Tuesday, February 7, 2017

A heart for kindness

           It is clear that because of the separation and anonymity of car driving, we've come to feel that we don't have to treat people in other vehicles as people.  They are either "idiots" who don't move out of our way or they are "maniacs" who drive even more insanely than we do.  I've seen way too many people swerving around, honking at and yelling at other people in their cars this last week.  And so I've started the exercise of watching with my kids.  Does that swerving around and cutting the other person off actually end up saving the unkind driver any time at all?  Again and again we see the answer is "no".  They swerve around a person only to be stopped behind someone else at the next light.  They've managed to "get ahead" by one car space, but that half second won't make a difference if they are late. If their behavior made any difference at all, it was a negative one: it may have upset the person they swerved around, it may have hurt the feelings of the person they flipped off or called an idiot.  It may have succeeded in spreading rage and anger, and may have inspired equally unkind car behavior on the part of others. We've seen too many almost-accidents and it is very clear that it actually is life threatening in many cases, not only to the "other" in that car, but also to the person with the unkind car behavior.  Each time I wonder how much effort it would take to simply breathe and remember that the person in that other car may be a new mother, may have a child or two in the car, may be a grandparent, may be a teenager just learning to drive, may be someone who lost their spouse that day, may be someone who has just been given bad news about their own health, may be someone who lost a job or may be worried about a hundred other things and, whatever their circumstance, would undoubtedly benefit from kindness in this moment rather than the anger, rudeness and rage thrown their way.
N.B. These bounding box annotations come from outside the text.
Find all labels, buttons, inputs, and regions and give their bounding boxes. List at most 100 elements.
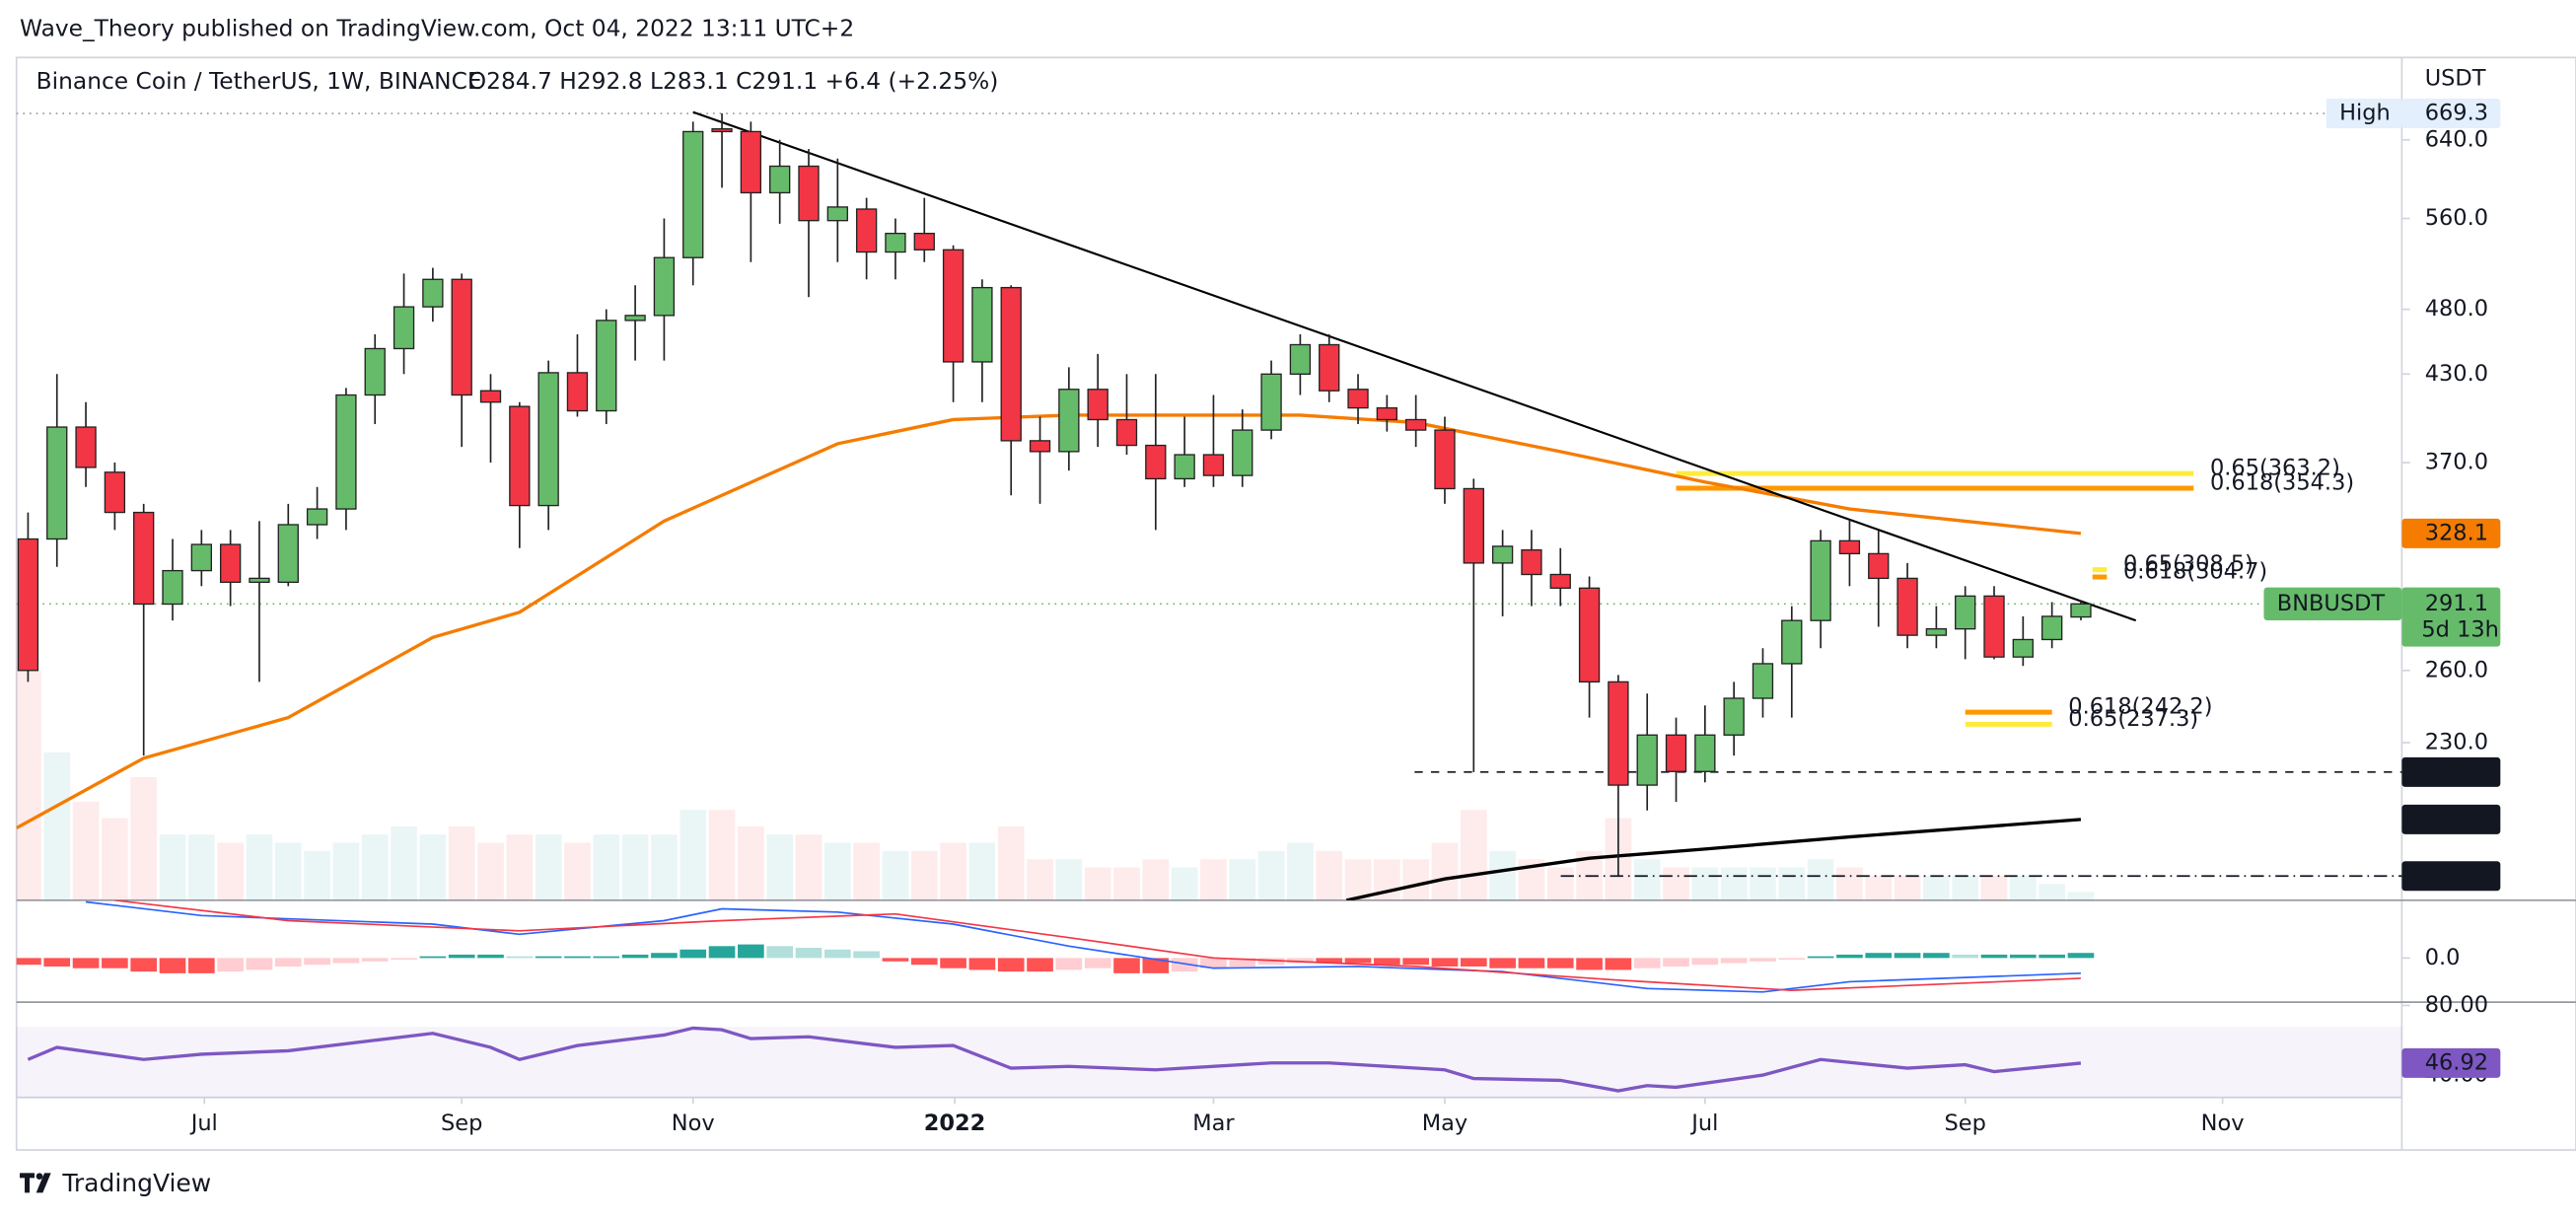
volume-bar [1980, 875, 2008, 900]
volume-bar [968, 842, 996, 900]
macd-histogram [1518, 958, 1545, 968]
x-tick-label: Sep [441, 1111, 482, 1136]
macd-histogram [1257, 958, 1285, 966]
macd-histogram [1952, 954, 1979, 959]
candle-body [1868, 552, 1890, 580]
volume-bar [304, 850, 330, 900]
moving-average [16, 413, 2082, 830]
y-tick-label: 560.0 [2425, 205, 2488, 231]
y-tick-label: 480.0 [2425, 296, 2488, 322]
fib-label: 0.65(308.5) [2123, 551, 2254, 577]
y-tick-label: 260.0 [2425, 657, 2488, 682]
macd-histogram [882, 958, 909, 962]
candle-body [1405, 418, 1427, 431]
macd-histogram [1316, 958, 1343, 964]
fib-label: 0.618(354.3) [2210, 469, 2354, 495]
macd-histogram [448, 954, 475, 959]
support-label-box [2401, 861, 2501, 892]
support-label-box [2401, 756, 2501, 787]
volume-bar [1489, 850, 1516, 900]
x-tick-label: 2022 [924, 1111, 986, 1136]
macd-histogram [1894, 953, 1921, 959]
moving-average [1345, 818, 2082, 900]
fib-label: 0.618(304.7) [2123, 559, 2267, 585]
candle-body [1723, 697, 1745, 736]
fib-label: 0.65(237.3) [2068, 706, 2198, 732]
candle-body [104, 471, 126, 514]
volume-bar [1084, 867, 1111, 900]
macd-histogram [593, 956, 620, 959]
volume-bar [1257, 850, 1285, 900]
macd-histogram [130, 958, 158, 972]
candle-body [740, 130, 762, 194]
candle-body [1202, 454, 1225, 476]
ohlc: O284.7 H292.8 L283.1 C291.1 +6.4 (+2.25%… [468, 68, 999, 95]
macd-histogram [1923, 953, 1950, 959]
candle-body [335, 394, 357, 510]
rsi-band [16, 1027, 2402, 1098]
macd-histogram [997, 958, 1025, 972]
macd-histogram [1663, 958, 1689, 967]
candle-body [1376, 406, 1398, 421]
macd-histogram [1489, 958, 1516, 968]
macd-line [114, 899, 2081, 991]
candle-body [162, 569, 183, 606]
candle-body [971, 286, 993, 363]
volume-bar [188, 834, 215, 900]
volume-bar [766, 834, 794, 900]
macd-histogram [1778, 958, 1806, 961]
volume-bar [1865, 875, 1893, 900]
volume-bar [853, 842, 880, 900]
candle-body [1896, 577, 1918, 636]
macd-histogram [1142, 958, 1170, 973]
macd-tick-label: 0.0 [2425, 945, 2461, 970]
macd-histogram [766, 946, 794, 959]
trendline [692, 110, 2137, 622]
volume-bar [651, 834, 678, 900]
macd-histogram [708, 946, 736, 959]
volume-bar [477, 842, 504, 900]
candle-body [1174, 454, 1195, 480]
macd-histogram [274, 958, 302, 967]
y-tick-label: 640.0 [2425, 126, 2488, 152]
candle-body [306, 508, 328, 526]
candle-body [479, 390, 502, 403]
candle-body [1115, 418, 1138, 447]
last-price-box [2401, 587, 2501, 647]
macd-histogram [477, 954, 504, 959]
candle-body [1838, 539, 1861, 555]
candle-body [1549, 573, 1571, 589]
volume-bar [795, 834, 823, 900]
logo [20, 1173, 51, 1193]
candle-body [1463, 487, 1484, 564]
last-price-label: 291.1 [2425, 591, 2488, 616]
candle-body [2070, 603, 2092, 618]
candle-body [1608, 681, 1629, 786]
candle-body [826, 206, 848, 222]
candle-body [1810, 539, 1831, 621]
macd-histogram [1431, 958, 1459, 967]
volume-bar [2039, 884, 2065, 900]
candle-body [682, 130, 704, 258]
candle-body [1434, 429, 1456, 490]
volume-bar [593, 834, 620, 900]
candle-body [1752, 663, 1774, 699]
candle-body [798, 165, 820, 222]
macd-histogram [1691, 958, 1719, 966]
candle-body [2040, 615, 2063, 641]
macd-pane [16, 899, 2095, 993]
volume-bar [1894, 875, 1921, 900]
ma-label: 328.1 [2425, 520, 2488, 545]
volume-bar [1836, 867, 1863, 900]
macd-histogram [2010, 954, 2037, 959]
y-tick-label: 370.0 [2425, 450, 2488, 475]
macd-histogram [1980, 954, 2008, 959]
volume-bar [997, 825, 1025, 900]
candle-body [1955, 595, 1976, 630]
ma-label-box [2401, 804, 2501, 834]
fib-label: 0.65(363.2) [2210, 456, 2340, 481]
macd-histogram [535, 956, 562, 959]
volume-bar [708, 810, 736, 900]
volume-bar [391, 825, 417, 900]
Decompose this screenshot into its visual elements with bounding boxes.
        I will say honestly that my time in Ohio changed the way I drive.  Coming from the Bay Area, I thought everyone just drove this way, with an assertiveness that is actually aggression.  But in living in Ohio, I saw people intentionally let other people into their lanes.  I saw people slow down and let other cars merge with them, just because that was the kind thing to do.  I saw people practicing taking turns, and teaching their kids about sharing not only toys, but the road we drive on, without anger or rancor or rage.  Now that I'm back in the Bay Area, I continue to practice this way of driving, though it feels like I am a fish swimming up stream.  In dropping my kids off at school this morning, I saw a woman who was trying to turn onto the street where all of us were dropping off our kids.  Even though we were moving extremely slowly, I saw car after car block her ability to join our line.  "Really?" I thought.  "How is it helping you to not let one car in ahead of you?  Are you really in such a hurry that that half second will make all the difference in your day?"  So I slowed down, indicated that she should come in ahead.  I saw the look of sheer relief on her face as she mouthed "thank you!" and waved.  But the car behind me?  You'd think I had just thwarted his winning of an Olympic gold medal in race car driving.  Honk!  Honk!  Honk!
        What does it do to our hearts to practice being unkind in our cars?  And what does it do to our hearts to practice kindness occasionally instead?  How does our refusal to share the road with other drivers impact the way in which we share with others in all aspects of life?  If it is this easy to see the person in front of us behind their steal and glass vehicle as not-human, as sub-human, as unworthy of our caring and our sharing, how much harder will it be to share with people we've never met?  If it is so easy to label and box the other person in their car as an idiot or maniac rather than as a human being, how easy then is it for us to demonize and vilify whole categories of other people that we don't know?  Immigrants, refugees, people of color, people of different sexual orientation or genders, people with disabilities, older people, younger people, poor people, homeless people, people with mental disabilities and illnesses, people of other faith traditions, OTHER people?  I think the place we have moved as a country, this place of fearing others, of not wanting to share our land, our resources, our health care, our humanity... I think this starts with a very basic inability to share with those we encounter on a daily basis.  If we took seriously the kindergarten lesson about sharing, how would all of this change?
            Micah 6:8 is one of my favorite Bible passages.  It is simple.  It is straightforward.  My translation: What does God require of you but to do justice, love being kind, and walk humbly with God.  But we've come to a place of such fear around losing what we believe is "ours" that we fail in these very simple tasks, the simplest one of all being to act with kindness.  We have opportunities every single day to practice sharing the road (as well as other things) with those we encounter.  It may not be an easy thing to do in the face of the road rage out there, but again, I believe it is an opportunity for us to change our own hearts by practicing kindness, practice sharing, practice loving behavior towards strangers, towards your neighbors in this very simply, very easy way. Try it for a week.  See if it affects you for the better.  At the very least, it should lower your blood pressure to not be in such a stressed out hurry on the road.  At the most, perhaps it will help all of us grow bigger hearts for kindness.  And that could change everything.